1. Melepas gelar bangsawan demi pendidikan anak Indonesia

Terlahir sebagai pria berdarah biru dengan gelar bangsawan dari Kadipaten Paku Alaman, Ki Hajar Dewantara memilih ‘keluar’ dari istana. Ia melepas peluang menjadi raja dan berbaur dengan rakyat jelata.

Di usia 40 tahun, pria bernama lengkap Raden Mas Soewardi Suryaningrat itu mengganti namanya menjadi Ki Hajar Dewantara dan tidak lagi menggunakan gelar kebangsawanannya. Ki ialah panggilan untuk orangtua yang dihormati dan diteladani. Hajar berarti guru dan Antara ialah dewa penghubung bumi dengan dunia yang lebih tinggi.

Dengan nama barunya, Ki Hajar Dewantara kian aktif memajukan pendidikan bagi rakyat jelata.

2. Hoby membaca dan menulis

Ki Hajar Dewantara menamatkan pendidikan dasarnya di ELS, sekolah dasar Eropa atau Belanda khusus untuk kaum bangsawan. Ia pernah melanjutkan pendidikan ke STOVIA, sekolah dokter Bumiputera, tetapi tidak tamat.

Selama mengenyam pendidikan, dia gemar membaca buku. Ia suka sekali membaca buku-buku sastra, politik dan ekonomi.

Pengetahuannya dan pemikirannya menjadi luas dan terbuka dengan dunia luar karena sering melahap berbagai informasi. Kegemarannya membaca ini membuat ia tertarik menjadi wartawan. Tercatat ia pernah menjadi wartawan di sejumlah surat kabar, yaitu Midden Java, De Expres, Oetoesan Hindia, Kaoem Moeda, Tjahaja Timoer, dan Poesara.

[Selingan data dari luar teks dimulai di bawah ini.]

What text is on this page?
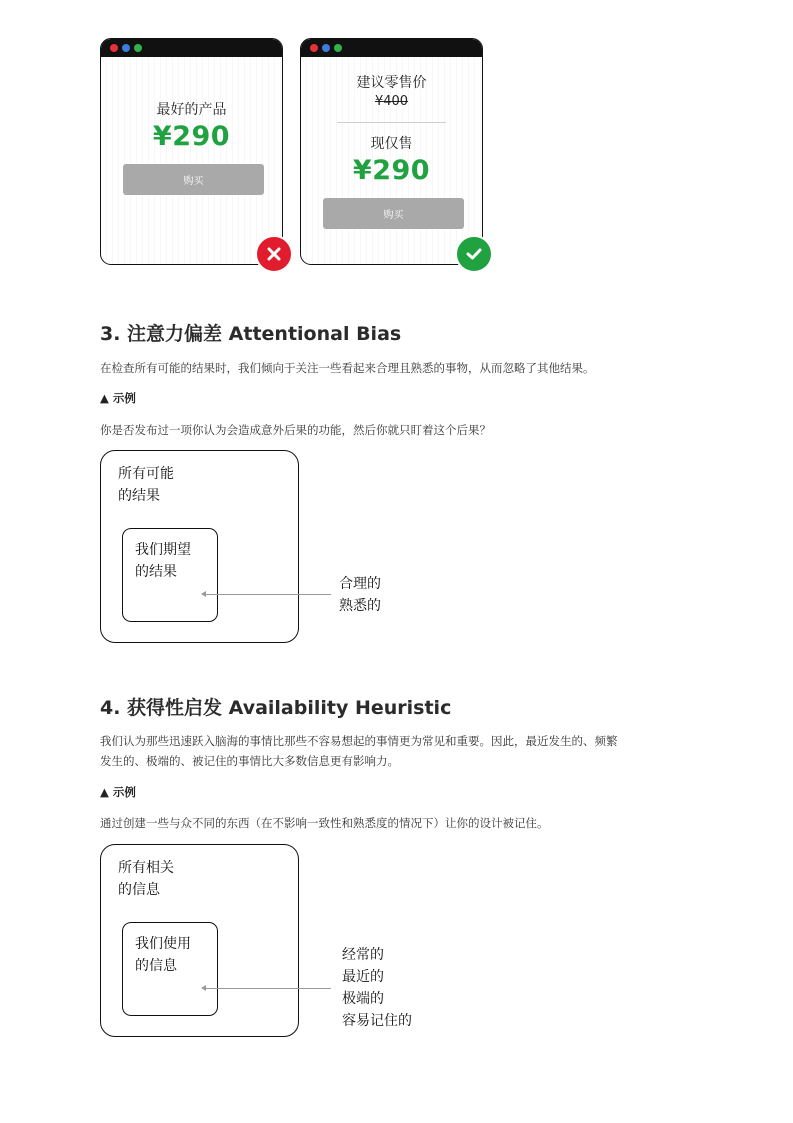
最好的产品
¥290
购买
建议零售价
¥400
现仅售
¥290
购买
3. 注意力偏差 Attentional Bias
在检查所有可能的结果时，我们倾向于关注一些看起来合理且熟悉的事物，从而忽略了其他结果。
▲ 示例
你是否发布过一项你认为会造成意外后果的功能，然后你就只盯着这个后果？
所有可能
的结果
我们期望
的结果
合理的
熟悉的
4. 获得性启发 Availability Heuristic
我们认为那些迅速跃入脑海的事情比那些不容易想起的事情更为常见和重要。因此，最近发生的、频繁
发生的、极端的、被记住的事情比大多数信息更有影响力。
▲ 示例
通过创建一些与众不同的东西（在不影响一致性和熟悉度的情况下）让你的设计被记住。
所有相关
的信息
我们使用
的信息
经常的
最近的
极端的
容易记住的
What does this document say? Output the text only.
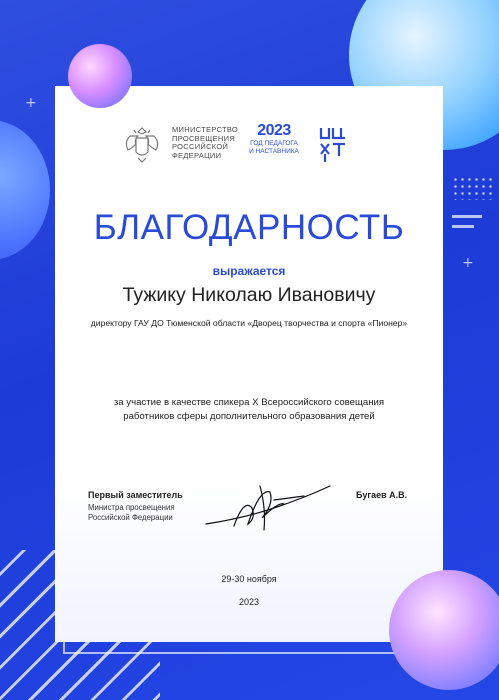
+
+
МИНИСТЕРСТВО
ПРОСВЕЩЕНИЯ
РОССИЙСКОЙ
ФЕДЕРАЦИИ
2023
ГОД ПЕДАГОГА
И НАСТАВНИКА
БЛАГОДАРНОСТЬ
выражается
Тужику Николаю Ивановичу
директору ГАУ ДО Тюменской области «Дворец творчества и спорта «Пионер»
за участие в качестве спикера X Всероссийского совещания
работников сферы дополнительного образования детей
Первый заместитель
Министра просвещения
Российской Федерации
Бугаев А.В.
29-30 ноября
2023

Berkat hobi membaca ini, ia dikenal sebagai wartawan andal dengan tulisan-tulisan kritis dan penuh kritikan.

Salah satu tulisan pedasnya berjudul "Seandainya Aku Seorang Belanda" berhasil membuat pejabat Hindia Belanda marah bak cacing kepanasan. Tulisan ini dimuat di harian De Express pada 13 Juli 1913. Karena tulisannya itu, ia dihukum dan diasingkan ke Belanda pada 1913.

3. Rela keluar masuk penjara demi mencerdaskan bangsa

Bukannya kapok, dalam pengasingan di Belanda Ki Hajar Dewantara malah semakin getol memajukan pendidikan kaum pribumi. Ia kembali bersekolah dan meraih ijazah Europeesche. Dia lalu mendirikan Kantor berita Indonesia (Indonesisch Pres Bureau) di Belanda pada 1913.

Ki Hajar Dewantara juga bergabung di sejumlah organisasi para pelajar asal Indonesia dan mengajak mereka kembali ke Tanah Air untuk memajukan pendidikan. Kembali dari pengasingan, ia makin berani melawan pemerintahan Belanda melalui tulisan-tulisan kritisnya. Selama berjuang memajukan pendidikan, keluar masuk penjara sudah menjadi langganan baginya.

Tercatat, ia pernah dibui di sejumlah tempat seperti Semarang dan Pekalongan. Tuduhan yang dialamatkan pun beragam. Mulai dari penghinaan kepada ratu Belanda, menghasut orang membenci penguasa dan melecehkan lembaga pengadilan serta pemerintahan Belanda.

Baju tahanannya kini dipajang di Museum Dewantara Kirti Griya Yogyakarta.

4. Mendirikan sekolah demi kemajuan bangsa

Sekembalinya dari pengasingan di Belanda, Ki Hajar Dewantara mendirikan perguruan Taman Siswa pada 1922. Perguruan ini didirikan sebagai wadah menyemangati anak bangsa bangkit dari kebodohan dan kemiskinan melalui pendidikan.

Sekolah juga didirikan sebagai strategi melawan penjajah. Pikirnya saat itu anak muda pribumi yang cerdas bisa mengalahkan penjajah melalui jalur pendidikan dan negosiasi ketimbang pasang badan.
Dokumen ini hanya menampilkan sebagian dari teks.